What is finite-state automata?
Finite-state automata are theoretical models of computation on regular languages that involves transitions between a finite number of states.
Finite-State Acceptor (FSA)
FSA is the most basic type of finite-state automata. It describes the computation involved in assessing whether a string is a member of a language. A FSA is a tuple M that consists of 5 elements:
- Finite alphabet of input symbols
- Finite set of states
- Starting state
- Set of final states
- Transition function – maps from a state and an input symbol (or empty string) to a set of possible resulting state
A path in M is define as a sequence of transitions, where each traverses is an arc in the transition function. The FSA will only accept a string if there is an accepting path that starts from the start state and terminates in one of the states in the final states and the entire input is consumed (no more input symbols).
This FSA is deterministic because each pair of initial state has only one resulting state. The transition function indicates that if you are in state q0 and receive symbol “a”, then it will stay in state q0. It also shows that if you are in state q1 and you receive symbol “a”, that would lead to no transition in which case the FSA is stuck and the input string would be rejected. The regular expression corresponding to the language defined by FSA is a*bb*.

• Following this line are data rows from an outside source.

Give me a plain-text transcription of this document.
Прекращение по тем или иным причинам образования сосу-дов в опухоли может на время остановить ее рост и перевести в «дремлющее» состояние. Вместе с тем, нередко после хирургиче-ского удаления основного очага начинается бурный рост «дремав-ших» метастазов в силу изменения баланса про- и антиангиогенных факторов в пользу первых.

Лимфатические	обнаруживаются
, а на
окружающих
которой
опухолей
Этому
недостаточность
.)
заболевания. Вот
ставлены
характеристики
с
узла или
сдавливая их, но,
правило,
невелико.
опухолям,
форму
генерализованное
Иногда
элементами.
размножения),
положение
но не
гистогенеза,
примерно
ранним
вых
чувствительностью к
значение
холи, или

How fast can we determine if a string belongs to the language?
For deterministic FSAs
O(V log V + E), where V is no. vertices and E is no. edges. We can perform the computation using the Dijkstra’s algorithm
For non-deterministic FSAs (NFSAs)
Can include multiple transitions given a symbol and state but any NFSAs can be converted into a deterministic FSA. However, the resulting automaton may have a lot more states than the original!